La puerta principal estaba cerrada con un tapiz bordado con minúsculas campanillas de oro. Las campanillas sonaron cuando Flor de Lluvia entró en la casa y se sentó en la estera a su lado.
—¿Qué pasa, hermanita? —susurró Malinalli.
—Los caciques no acaban de decidir si los hombres trueno son personas o dioses. Nuestros guerreros afirman que deben de ser dioses, porque su piel brilla como el sol y es tan dura que rompe las lanzas. Dicen que sus canoas pueden invocar el trueno en el cielo despejado.
—Por supuesto que son dioses —replicó Malinalli—. Vienen del este. Capturan el viento en las canoas con capas enormes. Son los enviados de Quetzalcóatl, que regresan.
—¡No te creas esas tonterías! Los hombres trueno vinieron aquí el año pasado. En Champotón mataron a veinte de ellos. Allí dicen que son hombres, lo mismo que nuestros guerreros.
—La Serpiente Emplumada tenía topos y enanos a su servicio, tan mortales como tú y yo. Pueden morir por millares, pero ella es indestructible. Este es su año, el año de la leyenda.
Las oscilaciones de la llama de la antorcha de pino dejaron en la sombra el rostro de Flor de Lluvia.
—No son más que unos cientos de hombres contra miles de los nuestros y mañana estarán todos muertos.
Malinalli permaneció en silencio. Que Flor de Lluvia pensara lo que quisiera. En el fondo de su corazón, ella sabía la verdad. Había soñado con aquel día desde que era una niña. Su padre le había contado cómo Quetzalcóatl, la Serpiente Emplumada, regresaría en una balsa desde el este para rescatarlos de los mexicas. También le había revelado otro secreto mucho más importante: que ella, Ce Malinalli Tenepal, sería la precursora de la nueva era.
Ella sabía mucho mejor que Flor de Lluvia, que su propio destino estaba acampado aquella noche en Putunchan.

 

Putunchan

 

 

 

La mañana siguiente a la escaramuza en el río, Cortés mandó incinerar los cadáveres de los indios y que retiraran del templo la estatua del dios de la lluvia.

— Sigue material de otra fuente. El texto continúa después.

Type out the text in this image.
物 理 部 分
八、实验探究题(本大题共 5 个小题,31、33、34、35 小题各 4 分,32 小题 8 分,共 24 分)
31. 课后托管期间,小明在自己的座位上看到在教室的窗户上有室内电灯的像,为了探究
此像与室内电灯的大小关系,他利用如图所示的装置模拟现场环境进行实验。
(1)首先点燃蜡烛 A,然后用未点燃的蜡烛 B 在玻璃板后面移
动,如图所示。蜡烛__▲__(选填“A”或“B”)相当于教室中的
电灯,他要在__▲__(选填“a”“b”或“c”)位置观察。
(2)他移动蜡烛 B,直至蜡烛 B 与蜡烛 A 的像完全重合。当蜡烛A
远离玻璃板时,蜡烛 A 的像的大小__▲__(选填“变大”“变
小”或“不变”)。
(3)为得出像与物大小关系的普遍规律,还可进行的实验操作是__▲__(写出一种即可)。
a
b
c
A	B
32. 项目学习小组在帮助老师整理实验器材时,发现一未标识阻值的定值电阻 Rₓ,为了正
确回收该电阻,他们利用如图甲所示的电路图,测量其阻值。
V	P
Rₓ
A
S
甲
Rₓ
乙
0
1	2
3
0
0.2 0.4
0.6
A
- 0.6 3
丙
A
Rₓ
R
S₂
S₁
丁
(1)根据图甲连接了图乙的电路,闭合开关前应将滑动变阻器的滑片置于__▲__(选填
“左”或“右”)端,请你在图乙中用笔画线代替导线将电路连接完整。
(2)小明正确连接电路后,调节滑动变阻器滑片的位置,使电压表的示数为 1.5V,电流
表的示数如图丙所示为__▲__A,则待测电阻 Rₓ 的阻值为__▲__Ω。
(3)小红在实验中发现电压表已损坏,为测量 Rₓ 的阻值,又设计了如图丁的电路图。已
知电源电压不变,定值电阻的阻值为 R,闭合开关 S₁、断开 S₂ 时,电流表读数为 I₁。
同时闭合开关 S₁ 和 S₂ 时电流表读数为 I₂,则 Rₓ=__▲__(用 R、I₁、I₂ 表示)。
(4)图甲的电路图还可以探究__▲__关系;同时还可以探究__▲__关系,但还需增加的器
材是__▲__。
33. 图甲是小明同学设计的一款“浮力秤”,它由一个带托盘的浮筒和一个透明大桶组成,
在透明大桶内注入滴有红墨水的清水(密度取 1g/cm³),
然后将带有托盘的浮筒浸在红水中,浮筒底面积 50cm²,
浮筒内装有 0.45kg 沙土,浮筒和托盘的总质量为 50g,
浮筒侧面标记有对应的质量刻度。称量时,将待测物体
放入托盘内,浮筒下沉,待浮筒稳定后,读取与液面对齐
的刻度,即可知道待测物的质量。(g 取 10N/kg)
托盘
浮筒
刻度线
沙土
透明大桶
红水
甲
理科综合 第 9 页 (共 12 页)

Fueron necesarios los esfuerzos de una docena de hombre» para arrastrarla hasta el borde de la plataforma superior de la pirámide. Una vez allí, utilizaron las lanzas y las picas como palancas, para lanzarla escaleras abajo. El ídolo se hizo añicos cuando se estrelló en la explanada. En su lugar, fray Bartolomé Olmedo instaló una cruz de madera y colgó un cuadro de la patrona de Cortés, Nuestra Señora de los Remedios, en una de las paredes.
Cortés convirtió el templo en su cuartel general y esperó la respuesta de los aborígenes a sus ofertas de paz.

 

Un sol de justicia, un calor insoportable y el zumbido constante de las moscas. Se estaba muchísimo más fresco en el interior del templo de piedra. Cortés agachó la cabeza cuando entró. Habían trasladado allí una mesa desde la Santa María de la Concepción. El conquistador se sentó en una pesada silla de caoba que también habían transportado desde Cuba.
Los oficiales se reunieron alrededor de la mesa, ansiosos por conocer cuál sería su próximo movimiento. Cortés notó la tensión que les dominaba. Tenían miedo. No acababan de confiar en él; no compartían su misma fe en la victoria final.
Miró sus rostros: Portocarrero, rubio y aristocrático, pero que no era un luchador; el impetuoso Alvarado, pelirrojo y de barba puntiaguda, con una cadena de oro brillante sobre el jubón negro bordado; el agrio Sandoval, joven caballista; el veterano Diego de Ordaz; el impetuoso y fiero Velázquez de León, velasquista como Ordaz, y un pendenciero; Jaramillo, con su vicioso rostro rapaz picado de viruela; y por último, Benítez, de facciones desagradables y barba incipiente, que era una incógnita. El sudor empapaba todos los rostros.
Cortés, con expresión solemne, desplegó sobre la mesa la carta de la costa, que había dibujado Juan de Grijalva el año anterior.
—Caballeros, como aún no hemos recibido palabra alguna de los naturales sobre sus intenciones, vamos a estudiar alternativas. Podemos regresar a nuestras naves y continuar con la exploración de la costa navegando hacia el norte. Sin embargo, mi opinión es que si damos la impresión de que huimos de los indios, como hizo Grijalva el año pasado en Champotón, sólo conseguiremos que se vuelvan más atrevidos, y eso sin duda nos lo pondrá más difícil la próxima vez que desembarquemos. Otra opción es esperar aquí a que los tabasqueños parlamenten con nosotros. Por último, podemos atacarlos antes de que tengan ocasión de aumentar sus fuerzas. Caballeros, espero vuestro consejo.
Cortés esbozó una sonrisa y se sentó.
—Tendríamos que marcharnos de inmediato —manifestó Velázquez de León, en tono áspero—. Las acciones que hemos emprendido son contrarias a las órdenes de mi tío, el gobernador.
—Estoy de acuerdo —dijo Ordaz—. No tenemos bastantes hombres ni pertrechos para emprender una campaña por tierra a gran escala contra los indios. Nos superan en número. Mirad lo que le ocurrió a Grijalva el año pasado.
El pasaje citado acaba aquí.